Ce flou est-il susceptible de remettre en cause les avancées constatées sur le terrain?
À la Fédération, nous sommes conscients de l'important déficit en termes de quantités de viande sur le marché. Ce que nous préconisons, c'est de prioriser l'opération qui consiste à mettre des quantités suffisantes chez tous les bouchers du pays. Cela n'empêche pas de relever a posteriori là où il y a des problèmes et intervenir pour sanctionner les contrevenants. On ne peut pas aujourd'hui, dans le contexte de tension sur le marché, mettre de la pression et empêcher des opérations de se faire au risque de bloquer le processus. En définitive, je dirais que la Fédération nationale des importateurs de viande est d'abord un partenaire des pouvoirs publics. Nous n'avons d'autres intentions que de contribuer à permettre à un maximum d'Algériens de consommer de la viande dans des conditions optimales. Nous convergeons avec les pouvoirs publics sur cet objectif. Ils doivent nous écouter pour le bien du citoyen.
On a tendance à penser que l'importation est un frein au développement de la production nationale. Quel est votre commentaire d'importateur?

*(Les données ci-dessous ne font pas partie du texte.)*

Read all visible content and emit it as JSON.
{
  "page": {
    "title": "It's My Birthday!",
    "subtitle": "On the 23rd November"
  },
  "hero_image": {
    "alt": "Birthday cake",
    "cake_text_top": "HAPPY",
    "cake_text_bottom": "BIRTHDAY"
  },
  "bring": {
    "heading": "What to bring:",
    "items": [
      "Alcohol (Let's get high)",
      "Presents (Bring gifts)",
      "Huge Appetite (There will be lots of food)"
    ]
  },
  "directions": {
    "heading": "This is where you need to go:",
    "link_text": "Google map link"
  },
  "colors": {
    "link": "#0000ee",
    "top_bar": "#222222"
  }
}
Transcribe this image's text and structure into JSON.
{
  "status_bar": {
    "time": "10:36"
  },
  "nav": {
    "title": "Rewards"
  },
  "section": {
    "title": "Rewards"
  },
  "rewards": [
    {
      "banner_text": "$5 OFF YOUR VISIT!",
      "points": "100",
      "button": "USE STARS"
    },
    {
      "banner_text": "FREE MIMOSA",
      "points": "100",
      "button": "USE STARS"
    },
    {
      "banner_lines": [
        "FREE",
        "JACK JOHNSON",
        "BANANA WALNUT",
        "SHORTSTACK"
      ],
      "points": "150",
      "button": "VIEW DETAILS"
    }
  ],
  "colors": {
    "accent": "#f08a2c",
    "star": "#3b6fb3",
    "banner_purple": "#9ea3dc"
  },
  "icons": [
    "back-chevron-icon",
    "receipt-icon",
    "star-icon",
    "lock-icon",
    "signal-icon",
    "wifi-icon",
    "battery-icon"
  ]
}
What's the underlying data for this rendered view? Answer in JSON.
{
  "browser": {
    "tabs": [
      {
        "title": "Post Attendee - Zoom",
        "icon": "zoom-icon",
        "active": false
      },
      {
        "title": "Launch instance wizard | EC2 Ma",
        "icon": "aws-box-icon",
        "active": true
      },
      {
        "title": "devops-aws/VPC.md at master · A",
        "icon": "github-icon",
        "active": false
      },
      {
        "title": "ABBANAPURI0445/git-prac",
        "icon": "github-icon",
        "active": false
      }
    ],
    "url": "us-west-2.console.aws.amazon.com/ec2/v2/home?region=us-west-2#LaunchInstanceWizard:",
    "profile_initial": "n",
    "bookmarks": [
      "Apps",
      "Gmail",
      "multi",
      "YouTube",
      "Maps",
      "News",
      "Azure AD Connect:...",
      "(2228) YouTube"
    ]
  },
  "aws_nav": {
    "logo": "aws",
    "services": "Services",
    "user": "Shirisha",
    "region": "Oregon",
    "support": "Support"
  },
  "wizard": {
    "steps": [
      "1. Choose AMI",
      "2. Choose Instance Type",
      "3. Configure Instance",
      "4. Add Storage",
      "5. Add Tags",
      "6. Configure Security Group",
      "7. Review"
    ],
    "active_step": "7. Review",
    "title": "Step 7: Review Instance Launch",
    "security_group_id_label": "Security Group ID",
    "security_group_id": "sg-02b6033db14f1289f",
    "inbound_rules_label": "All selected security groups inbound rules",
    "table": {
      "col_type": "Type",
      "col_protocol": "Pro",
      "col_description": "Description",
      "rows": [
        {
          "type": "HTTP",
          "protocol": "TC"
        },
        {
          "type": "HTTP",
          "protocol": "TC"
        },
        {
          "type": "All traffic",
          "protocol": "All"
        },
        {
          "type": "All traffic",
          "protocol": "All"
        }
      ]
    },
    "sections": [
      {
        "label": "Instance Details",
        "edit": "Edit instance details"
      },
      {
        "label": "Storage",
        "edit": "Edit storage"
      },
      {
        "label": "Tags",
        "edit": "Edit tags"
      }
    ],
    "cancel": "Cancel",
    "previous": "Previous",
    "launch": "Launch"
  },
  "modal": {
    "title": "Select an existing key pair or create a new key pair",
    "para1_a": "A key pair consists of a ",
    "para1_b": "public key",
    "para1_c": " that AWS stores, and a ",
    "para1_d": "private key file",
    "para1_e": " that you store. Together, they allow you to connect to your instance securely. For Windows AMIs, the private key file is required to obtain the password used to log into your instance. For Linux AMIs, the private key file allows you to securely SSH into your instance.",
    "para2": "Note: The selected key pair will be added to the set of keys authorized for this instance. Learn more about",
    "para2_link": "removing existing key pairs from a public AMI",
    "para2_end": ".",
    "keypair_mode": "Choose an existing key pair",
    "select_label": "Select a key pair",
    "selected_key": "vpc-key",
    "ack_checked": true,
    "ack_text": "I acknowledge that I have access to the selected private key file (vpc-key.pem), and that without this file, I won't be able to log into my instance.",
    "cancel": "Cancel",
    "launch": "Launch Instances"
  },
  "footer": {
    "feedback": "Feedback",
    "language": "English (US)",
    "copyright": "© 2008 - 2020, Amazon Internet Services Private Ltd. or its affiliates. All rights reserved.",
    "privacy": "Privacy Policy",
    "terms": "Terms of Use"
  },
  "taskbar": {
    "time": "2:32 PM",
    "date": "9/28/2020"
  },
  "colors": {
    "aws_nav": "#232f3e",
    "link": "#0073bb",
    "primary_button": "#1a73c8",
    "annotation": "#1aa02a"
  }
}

La préservation de la production nationale fait partie de nos préoccupations. Et à ce niveau, nous avons des propositions concrètes. Il faut savoir que les deux activités, l'importation et la production, sont complémentaires. Il faut arriver à un équilibre entre les deux. Il est très possible pour l'Algérie d'être importatrice de viande bovine, tout en accrochant une niche importante pour l'exportation de la viande ovine! C'est pour cela que moi je dis, il n'y a pas de contradiction entre les deux activités. Il y a des opportunités. Il faut savoir les saisir. Il y a un certain nombre d'actions à mettre en oeuvre au plan des taxes pour favoriser la production nationale. Or, ça ne se fait pas encore. Il y a encore quelques contradictions qu'il va falloir lever pour parvenir à l'équilibre que nous souhaitons tous, à savoir consommer de la viande à un prix abordable et dans le même temps, en exporter et en importer. Je pense qu'il est grand temps que les pouvoirs publics nous considèrent comme des partenaires au sens plein du terme. C'est comme cela que la filière viande avancera.